South Dakota Gov. Kristi Noem (R) has signed an executive order restriction the use of TikTok on government devices. She claimed the app, which is owned by a Chinese company, is part of “data gathering operations on behalf of” the Chinese government.


“The Chinese Communist Party uses information that it gathers on TikTok to manipulate the American people, and they gather data off the devices that access the platform,” she said in a press release. “Because of our serious duty to protect the private data of South Dakota citizens, we must take this action immediately.”

The order alleged that TikTok poses a “growing national security threat,” which is a concern that’s been expressed by U.S. officials for the last several years.

An October report by Forbes revealed that the platform’s parent company, ByteDance, was planning to gather and utilize data about the location of American users without their knowledge or consent. The report said the company “was planning to use this location information to surveil individual American citizens, not to target ads.”

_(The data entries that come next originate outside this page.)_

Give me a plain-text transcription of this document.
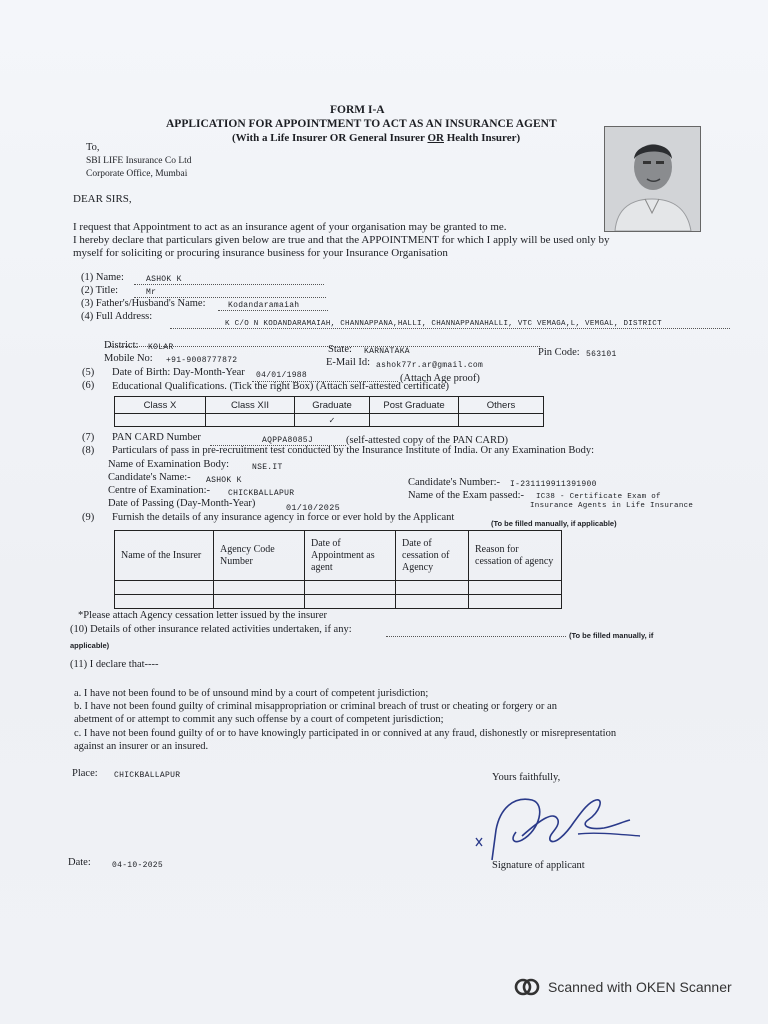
FORM I-A
APPLICATION FOR APPOINTMENT TO ACT AS AN INSURANCE AGENT
(With a Life Insurer OR General Insurer OR Health Insurer)
To,
SBI LIFE Insurance Co Ltd
Corporate Office, Mumbai
DEAR SIRS,
I request that Appointment to act as an insurance agent of your organisation may be granted to me.
I hereby declare that particulars given below are true and that the APPOINTMENT for which I apply will be used only by
myself for soliciting or procuring insurance business for your Insurance Organisation
(1) Name:	ASHOK K
(2) Title:	Mr
(3) Father's/Husband's Name:	Kodandaramaiah
(4) Full Address:
K C/O N KODANDARAMAIAH, CHANNAPPANA,HALLI, CHANNAPPANAHALLI, VTC VEMAGA,L, VEMGAL, DISTRICT
District: KOLAR	State: KARNATAKA	Pin Code: 563101
Mobile No: +91-9008777872	E-Mail Id: ashok77r.ar@gmail.com
(5) Date of Birth: Day-Month-Year 04/01/1988	(Attach Age proof)
(6) Educational Qualifications. (Tick the right Box) (Attach self-attested certificate)
Class X	Class XII	Graduate	Post Graduate	Others
		✓		
(7) PAN CARD Number	AQPPA8085J	(self-attested copy of the PAN CARD)
(8) Particulars of pass in pre-recruitment test conducted by the Insurance Institute of India. Or any Examination Body:
Name of Examination Body:	NSE.IT
Candidate's Name:- ASHOK K	Candidate's Number:- I-231119911391900
Centre of Examination:- CHICKBALLAPUR	Name of the Exam passed:- IC38 - Certificate Exam of
Insurance Agents in Life Insurance
Date of Passing (Day-Month-Year)	01/10/2025
(9) Furnish the details of any insurance agency in force or ever hold by the Applicant
(To be filled manually, if applicable)
Name of the Insurer	Agency Code Number	Date of Appointment as agent	Date of cessation of Agency	Reason for cessation of agency

*Please attach Agency cessation letter issued by the insurer
(10) Details of other insurance related activities undertaken, if any:
(To be filled manually, if
applicable)
(11) I declare that----
a. I have not been found to be of unsound mind by a court of competent jurisdiction;
b. I have not been found guilty of criminal misappropriation or criminal breach of trust or cheating or forgery or an
abetment of or attempt to commit any such offense by a court of competent jurisdiction;
c. I have not been found guilty of or to have knowingly participated in or connived at any fraud, dishonestly or misrepresentation
against an insurer or an insured.
Place: CHICKBALLAPUR	Yours faithfully,
Date:	04-10-2025	Signature of applicant
Scanned with OKEN Scanner
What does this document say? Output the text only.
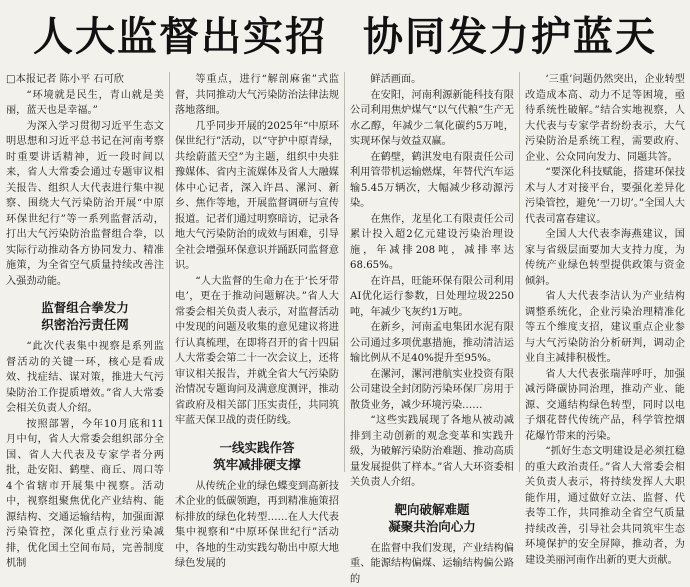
人大监督出实招 协同发力护蓝天

□本报记者 陈小平 石可欣

“环境就是民生，青山就是美丽，蓝天也是幸福。”

为深入学习贯彻习近平生态文明思想和习近平总书记在河南考察时重要讲话精神，近一段时间以来，省人大常委会通过专题审议相关报告、组织人大代表进行集中视察、围绕大气污染防治开展“中原环保世纪行”等一系列监督活动，打出大气污染防治监督组合拳，以实际行动推动各方协同发力、精准施策，为全省空气质量持续改善注入强劲动能。

监督组合拳发力
织密治污责任网

“此次代表集中视察是系列监督活动的关键一环，核心是看成效、找症结、谋对策，推进大气污染防治工作提质增效。”省人大常委会相关负责人介绍。

按照部署，今年10月底和11月中旬，省人大常委会组织部分全国、省人大代表及专家学者分两批，赴安阳、鹤壁、商丘、周口等4个省辖市开展集中视察。活动中，视察组聚焦优化产业结构、能源结构、交通运输结构，加强面源污染管控，深化重点行业污染减排，优化国土空间布局，完善制度机制

等重点，进行“解剖麻雀”式监督，共同推动大气污染防治法律法规落地落细。

几乎同步开展的2025年“中原环保世纪行”活动，以“守护中原青绿，共绘蔚蓝天空”为主题，组织中央驻豫媒体、省内主流媒体及省人大融媒体中心记者，深入许昌、漯河、新乡、焦作等地，开展监督调研与宣传报道。记者们通过明察暗访，记录各地大气污染防治的成效与困难，引导全社会增强环保意识并踊跃同监督意识。

“人大监督的生命力在于‘长牙带电’，更在于推动问题解决。”省人大常委会相关负责人表示，对监督活动中发现的问题及收集的意见建议将进行认真梳理，在即将召开的省十四届人大常委会第二十一次会议上，还将审议相关报告，并就全省大气污染防治情况专题询问及满意度测评，推动省政府及相关部门压实责任，共同筑牢蓝天保卫战的责任防线。

一线实践作答
筑牢减排硬支撑

从传统企业的绿色蝶变到高新技术企业的低碳领跑，再到精准施策招标排放的绿色化转型……在人大代表集中视察和“中原环保世纪行”活动中，各地的生动实践勾勒出中原大地绿色发展的

鲜活画面。

在安阳，河南利源新能科技有限公司利用焦炉煤气“以气代粮”生产无水乙醇，年减少二氧化碳约5万吨，实现环保与效益双赢。

在鹤壁，鹤淇发电有限责任公司利用管带机运输燃煤，年替代汽车运输5.45万辆次，大幅减少移动源污染。

在焦作，龙星化工有限责任公司累计投入超2亿元建设污染治理设施，年减排208吨，减排率达68.65%。

在许昌，旺能环保有限公司利用AI优化运行参数，日处理垃圾2250吨，年减少飞灰约1万吨。

在新乡，河南孟电集团水泥有限公司通过多项优惠措施，推动清洁运输比例从不足40%提升至95%。

在漯河，漯河港航实业投资有限公司建设全封闭防污染环保厂房用于散货业务，减少环境污染……

“这些实践展现了各地从被动减排到主动创新的观念变革和实践升级，为破解污染防治难题、推动高质量发展提供了样本。”省人大环资委相关负责人介绍。

靶向破解难题
凝聚共治向心力

在监督中我们发现，产业结构偏重、能源结构偏煤、运输结构偏公路的

‘三重’问题仍然突出，企业转型改造成本高、动力不足等困境，亟待系统性破解。”结合实地视察，人大代表与专家学者纷纷表示，大气污染防治是系统工程，需要政府、企业、公众同向发力、同题共答。

“要深化科技赋能，搭建环保技术与人才对接平台，要强化差异化污染管控，避免‘一刀切’。”全国人大代表司富春建议。

全国人大代表李海燕建议，国家与省级层面要加大支持力度，为传统产业绿色转型提供政策与资金倾斜。

省人大代表李洁认为产业结构调整系统化，企业污染治理精准化等五个维度支招，建议重点企业参与大气污染防治分析研判，调动企业自主减排积极性。

省人大代表张瑞萍呼吁，加强减污降碳协同治理，推动产业、能源、交通结构绿色转型，同时以电子烟花替代传统产品，科学管控烟花爆竹带来的污染。

“抓好生态文明建设是必须扛稳的重大政治责任。”省人大常委会相关负责人表示，将持续发挥人大职能作用，通过做好立法、监督、代表等工作，共同推动全省空气质量持续改善，引导社会共同筑牢生态环境保护的安全屏障，推动者，为建设美丽河南作出新的更大贡献。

Noem urged other politicians to follow her lead in restricting TikTok in such capacities.

On Sunday, Rep. Mike Gallagher (R-Wisconsin) shared his concerns about the app as well, calling for even bigger crackdowns going as far as a nationwide ban.

“It’s digital fentanyl in the sense that it’s highly addictive,” he told Fox News host Laura Ingraham. “It’s therefore deadly…And like fentanyl, the precursors trace back to China.”

He claimed the Chinese Communist Party could “track your location” and “censor your news,” and expressed concern that TikTok’s parent company was weaponizing American politicians by “exploiting the loopholes in our lobbying laws.”

In 2020, President Joe Biden’s administration initiated a security review of certain foreign-owned apps including TikTok, citing concerns about user data. The results of the investigation have not been published yet.

“The Biden administration is committed to promoting an open, interoperable, reliable and secure Internet; protecting human rights online and offline; and supporting a vibrant, global digital community,” the administration wrote. “Certain countries, including the People’s Republic of China, do not share these values and seek to leverage digital technologies and Americans’ data in ways that present unacceptable national security risks while advancing authoritarian controls and interests.”